Print version ISSN 0100-0683On-line version ISSN 1806-9657

Abstract

BOECHAT, Cácio Luiz et al. Metal-Resistant Rhizobacteria Change Soluble-Exchangeable Fraction in Multi-Metal-Contaminated Soil Samples. Rev. Bras. Ciênc. Solo [online]. 2018, vol.42, e0170266.  Epub Mar 29, 2018. ISSN 0100-0683.  https://doi.org/10.1590/18069657rbcs20170266.
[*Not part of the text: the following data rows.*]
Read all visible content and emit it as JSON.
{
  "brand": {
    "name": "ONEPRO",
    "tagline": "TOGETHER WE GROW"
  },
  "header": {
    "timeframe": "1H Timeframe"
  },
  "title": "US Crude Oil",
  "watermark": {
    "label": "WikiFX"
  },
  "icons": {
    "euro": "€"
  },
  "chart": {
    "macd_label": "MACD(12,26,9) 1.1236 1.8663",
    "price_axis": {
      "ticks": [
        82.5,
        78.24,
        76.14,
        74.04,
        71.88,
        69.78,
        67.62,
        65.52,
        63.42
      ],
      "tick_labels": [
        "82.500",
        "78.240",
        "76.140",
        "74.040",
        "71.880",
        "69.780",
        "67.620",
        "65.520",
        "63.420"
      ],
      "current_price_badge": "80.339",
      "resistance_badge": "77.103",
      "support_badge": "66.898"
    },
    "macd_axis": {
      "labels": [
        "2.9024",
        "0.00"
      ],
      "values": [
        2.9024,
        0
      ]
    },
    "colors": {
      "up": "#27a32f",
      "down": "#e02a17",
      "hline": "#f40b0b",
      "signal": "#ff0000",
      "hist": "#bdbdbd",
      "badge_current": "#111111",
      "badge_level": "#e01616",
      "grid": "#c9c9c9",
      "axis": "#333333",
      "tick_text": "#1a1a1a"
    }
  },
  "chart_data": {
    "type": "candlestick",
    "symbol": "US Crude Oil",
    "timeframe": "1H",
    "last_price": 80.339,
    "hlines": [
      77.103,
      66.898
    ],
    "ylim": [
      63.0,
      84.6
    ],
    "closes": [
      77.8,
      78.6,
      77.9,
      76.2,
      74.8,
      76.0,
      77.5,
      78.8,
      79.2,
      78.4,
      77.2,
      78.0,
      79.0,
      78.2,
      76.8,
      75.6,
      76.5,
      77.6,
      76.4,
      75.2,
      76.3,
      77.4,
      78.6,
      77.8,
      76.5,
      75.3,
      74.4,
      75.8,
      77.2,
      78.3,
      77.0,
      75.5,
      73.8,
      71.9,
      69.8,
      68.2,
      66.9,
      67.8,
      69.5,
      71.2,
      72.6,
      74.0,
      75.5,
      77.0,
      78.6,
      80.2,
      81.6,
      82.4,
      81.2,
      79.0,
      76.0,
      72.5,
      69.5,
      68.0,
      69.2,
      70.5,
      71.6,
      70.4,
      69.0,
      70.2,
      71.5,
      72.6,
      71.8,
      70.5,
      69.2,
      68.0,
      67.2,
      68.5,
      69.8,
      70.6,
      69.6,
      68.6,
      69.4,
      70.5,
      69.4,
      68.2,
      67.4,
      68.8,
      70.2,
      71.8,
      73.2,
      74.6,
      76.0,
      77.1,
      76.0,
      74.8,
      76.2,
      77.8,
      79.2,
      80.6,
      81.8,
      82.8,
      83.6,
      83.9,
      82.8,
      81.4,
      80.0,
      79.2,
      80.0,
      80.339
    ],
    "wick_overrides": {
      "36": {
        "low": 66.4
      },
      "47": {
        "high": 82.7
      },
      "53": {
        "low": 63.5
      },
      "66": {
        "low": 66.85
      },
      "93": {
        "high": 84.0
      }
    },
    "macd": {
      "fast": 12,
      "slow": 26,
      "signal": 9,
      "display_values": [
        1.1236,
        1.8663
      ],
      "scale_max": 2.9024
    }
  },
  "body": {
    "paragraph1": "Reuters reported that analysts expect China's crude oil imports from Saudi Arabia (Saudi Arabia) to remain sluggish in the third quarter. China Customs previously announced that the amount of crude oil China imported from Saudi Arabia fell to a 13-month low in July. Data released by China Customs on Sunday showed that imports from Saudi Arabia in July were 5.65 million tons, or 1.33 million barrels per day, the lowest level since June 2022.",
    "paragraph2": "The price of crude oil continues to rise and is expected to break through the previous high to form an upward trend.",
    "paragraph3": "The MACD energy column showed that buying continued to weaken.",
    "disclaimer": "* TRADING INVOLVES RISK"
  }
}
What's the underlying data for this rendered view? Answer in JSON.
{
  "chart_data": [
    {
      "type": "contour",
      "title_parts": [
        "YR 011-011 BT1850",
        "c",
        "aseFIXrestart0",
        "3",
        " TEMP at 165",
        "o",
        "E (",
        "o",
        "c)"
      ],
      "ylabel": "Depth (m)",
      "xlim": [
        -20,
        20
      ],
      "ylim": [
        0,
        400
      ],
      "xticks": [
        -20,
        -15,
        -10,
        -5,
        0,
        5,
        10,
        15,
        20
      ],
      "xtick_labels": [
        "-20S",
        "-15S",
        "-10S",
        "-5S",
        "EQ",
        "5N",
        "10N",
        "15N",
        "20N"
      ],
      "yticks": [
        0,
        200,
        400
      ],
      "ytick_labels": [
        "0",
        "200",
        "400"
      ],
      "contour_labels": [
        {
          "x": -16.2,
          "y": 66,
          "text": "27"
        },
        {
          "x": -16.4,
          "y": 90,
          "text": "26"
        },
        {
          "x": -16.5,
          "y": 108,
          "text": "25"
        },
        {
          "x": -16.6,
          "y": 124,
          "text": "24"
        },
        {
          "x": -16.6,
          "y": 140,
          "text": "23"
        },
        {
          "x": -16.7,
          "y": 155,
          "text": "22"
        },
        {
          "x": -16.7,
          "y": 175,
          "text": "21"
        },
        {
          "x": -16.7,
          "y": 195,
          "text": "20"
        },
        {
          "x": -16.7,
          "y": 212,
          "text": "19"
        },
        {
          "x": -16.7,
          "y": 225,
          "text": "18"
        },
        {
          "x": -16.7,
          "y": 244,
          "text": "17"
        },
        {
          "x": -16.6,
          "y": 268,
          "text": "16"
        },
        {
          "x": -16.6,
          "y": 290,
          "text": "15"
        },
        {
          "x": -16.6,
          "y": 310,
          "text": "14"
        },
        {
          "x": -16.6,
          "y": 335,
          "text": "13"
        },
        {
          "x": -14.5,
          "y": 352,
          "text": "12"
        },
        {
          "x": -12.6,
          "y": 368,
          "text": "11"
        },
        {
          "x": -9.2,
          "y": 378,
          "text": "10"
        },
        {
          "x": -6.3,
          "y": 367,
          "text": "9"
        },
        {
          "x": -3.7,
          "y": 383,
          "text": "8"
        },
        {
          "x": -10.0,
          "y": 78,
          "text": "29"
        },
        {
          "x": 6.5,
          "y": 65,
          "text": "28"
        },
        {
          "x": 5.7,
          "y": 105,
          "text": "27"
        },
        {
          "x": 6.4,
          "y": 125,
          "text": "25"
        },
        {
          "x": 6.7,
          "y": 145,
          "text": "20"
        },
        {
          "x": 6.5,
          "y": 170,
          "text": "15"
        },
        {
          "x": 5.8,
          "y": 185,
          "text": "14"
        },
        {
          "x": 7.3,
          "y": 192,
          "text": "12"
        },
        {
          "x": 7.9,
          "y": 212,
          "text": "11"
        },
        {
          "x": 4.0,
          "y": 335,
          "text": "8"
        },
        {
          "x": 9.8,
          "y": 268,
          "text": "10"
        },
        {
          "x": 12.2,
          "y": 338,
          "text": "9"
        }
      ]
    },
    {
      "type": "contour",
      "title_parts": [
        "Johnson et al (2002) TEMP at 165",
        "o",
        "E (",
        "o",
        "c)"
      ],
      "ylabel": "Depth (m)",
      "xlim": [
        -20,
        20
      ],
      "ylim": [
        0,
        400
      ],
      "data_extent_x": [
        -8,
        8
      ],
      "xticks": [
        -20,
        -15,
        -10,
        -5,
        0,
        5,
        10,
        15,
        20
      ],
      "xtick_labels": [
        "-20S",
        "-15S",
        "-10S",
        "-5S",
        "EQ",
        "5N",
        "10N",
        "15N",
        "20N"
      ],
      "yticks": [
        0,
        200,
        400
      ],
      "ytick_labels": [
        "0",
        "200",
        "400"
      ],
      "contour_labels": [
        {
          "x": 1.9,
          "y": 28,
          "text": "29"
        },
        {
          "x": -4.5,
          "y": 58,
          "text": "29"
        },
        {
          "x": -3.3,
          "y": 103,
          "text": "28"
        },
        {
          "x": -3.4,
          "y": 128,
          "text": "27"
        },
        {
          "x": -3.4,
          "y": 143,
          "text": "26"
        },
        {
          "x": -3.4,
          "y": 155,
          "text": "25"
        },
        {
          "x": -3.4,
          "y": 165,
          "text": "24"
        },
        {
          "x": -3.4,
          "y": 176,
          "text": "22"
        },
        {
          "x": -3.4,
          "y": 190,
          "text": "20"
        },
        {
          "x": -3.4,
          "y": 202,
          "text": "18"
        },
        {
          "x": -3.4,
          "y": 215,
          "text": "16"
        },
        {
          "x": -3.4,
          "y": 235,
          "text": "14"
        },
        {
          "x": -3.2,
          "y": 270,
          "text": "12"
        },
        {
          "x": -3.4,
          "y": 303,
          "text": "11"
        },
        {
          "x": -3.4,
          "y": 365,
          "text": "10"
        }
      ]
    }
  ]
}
There is a complex interaction between various components of the soil ecosystem, including microbial biomass and soil chemical contaminants such as heavy metals and radionuclides, which may greatly affect the efficiency of bioremediation techniques. The aim of this study was to investigate microbial capacity to change pH, changes in the metal soluble-exchangeable fraction, and effects of initial heavy metal contents on soil samples in microbial solubilization/immobilization capacity. The soil samples used in this study were collected at a known metal-contaminated site. Three highly metal-resistant bacteria were isolated from rhizosphere soil samples collected on weed species identified as Senecio brasiliensis, Senecio leptolobus, and Baccharis trimera. A completely randomized experimental design in a factorial arrangement was used, with three replicates. In general, with an acid pH, the isolates neutralized the contaminated growth media. In a neutral or basic initial pH, increases in pH were observed in the media, so these bacteria have an alkalizing effect on the growth media. Soluble metal contents were quite different and depend on the microbial species and heavy metal contents in the soil samples. The soluble-exchangeable fraction of metal such as Cu, Zn, Ni, Cr, Cd, Pb, and Ba may be unavailable after inoculation with heavy metalresistant rhizobacteria. A promising approach seems to be the application of inoculants with metal-resistant bacteria in bioremediation of multi-metal-polluted environments to improve the efficiency of this environmentally friendly technology.

Keywords : trace elements; bioremediation technology; rhizosphere; environmental contamination.